L’essentiel des revenus du COJOP provient de trois sources privées commerciales : le soutien du CIO, la billetterie et les partenariats domestiques. La contribution du CIO au COJOP est constitué d’environ 1,2 milliard d’euros d’apport financier (dont 750 millions de droits médias et 470 millions d’euros de partenariats des quatorze partenaires olympiques mondiaux – »TOP »-) et de prestations en nature qu’il attribue au COJOP conformément au contrat de ville hôte.
Les ressources issues très majoritairement de la billetterie (1,1 milliard), des hospitalités et des produits annexes sont attendues dans le budget prévisionnel à hauteur de 1 561,3 millions d’euros. La commercialisation porte sur 10,5 millions de billets vendus pour les Jeux olympiques et 3,4 millions pour les jeux paralympiques. 97% de billets avaient été vendus à Londres mais il n’y a eu exceptionnellement aucun billet vendu à Tokyo 2020 et Pékin 2022 en raison du Covid-19. Le COJOP obtient aussi des revenus de son programme de licences liés à l’utilisation du logo des jeux notamment pour la mascotte olympique (127 millions).
Concernant le partenariat domestique, le COJOP a défini trois niveaux de partenariat (Premium, Partenaire officiel et Supporter officiel) correspondant à des niveaux de contribution, d’exposition et de droits différenciés. Au total, l’évènement comptera 62 sponsors dont les 14 partenaires olympiques mondiaux du CIO (Airbnb, Alibaba, Coca Cola … dont une entreprise française ATOS) qui bénéficient des mêmes droits que les six partenaires Premium du COJOP (BPCE, Carrefour, EDF, Orange, Sanofi et LVMH) dont le ticket d’entrée est estimé entre 100 et 150 millions d’euros. Pour Tokyo, en comparaison, le sponsoring domestique avait atteint des records avec 3,24 milliards de dollars soit presque 2,5 fois plus qu’à Rio, Londres et Paris dont l’objectif affiché est 1,2 milliard d’euros.
Cette structure de ressources en fait un évènement organisé sur des bases commerciales alors qu’il est perçu implicitement par la population comme un bien commun avec des engagements et des financements publics importants. Cela peut générer des contradictions et des controverses entre la communication du COJOP autour d’un évènement qui se veut « populaire » et « ouvert à tous », autour du slogan « ouvrons grand les jeux » et la réalité des pratiques parfois très contestées médiatiquement : prix des billets grand public (les plus chers à 2 700 euros pour la cérémonie d’ouverture et des prix des finales de sports populaires comme la natation s’approchant de 1 000 euros ; a contrario, un million de billets à 24 euros ont été proposés et certaines épreuves en extérieur se déroulant sur la Seine pourront être vues gratuitement sans billet) ; interdiction au grand public, en raison de la loi française, de pouvoir boire de l’alcool dans les stades mais pas aux VIP dans le cadre des prestations d’hospitalités ; coût du relais du passage de la torche olympique pour les départements (180 000 euros pour une journée) au regard des retombées générées qui sont souvent modestes.

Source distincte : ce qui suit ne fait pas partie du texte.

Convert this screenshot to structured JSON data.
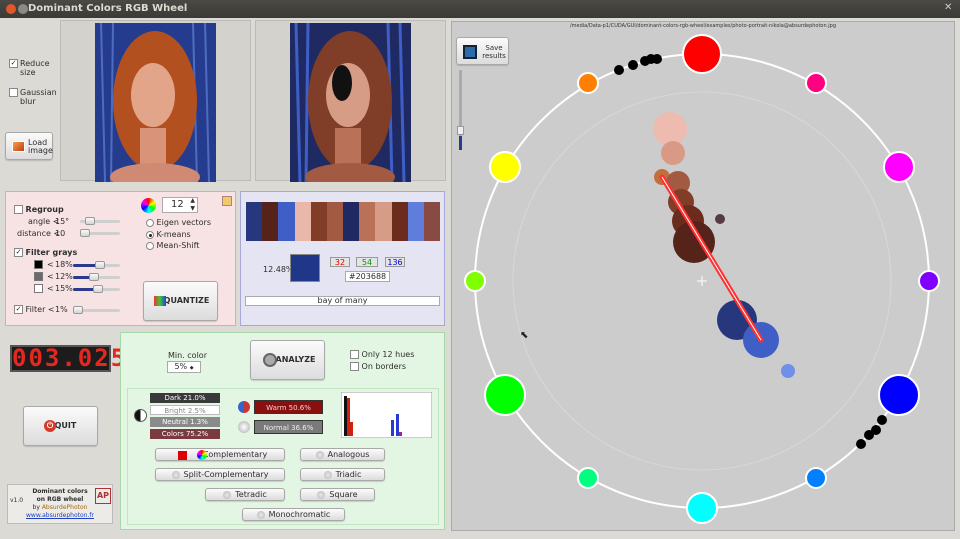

De plus, la grande fête populaire attendue pourrait bien être perturbée par des mouvements sociaux, sans oublier les oppositions des activistes du climat et du collectif « Le revers de la médaille » au sujet du « nettoyage social » des sans-abri. Une autre inquiétude majeure tient au contexte géopolitique et au risque de boycotts ou/et encore de sécurité que la participation notamment des athlètes russes, biélorusses et désormais palestiniens et israéliens pourrait entraîner.
Au-delà de la capacité à organiser un méga-événement planétaire dans de bonnes conditions avec l’ambition d’en faire une fête populaire unique qui relève du rôle du COJOP, la question des impacts et de l’héritage pour la France est posée.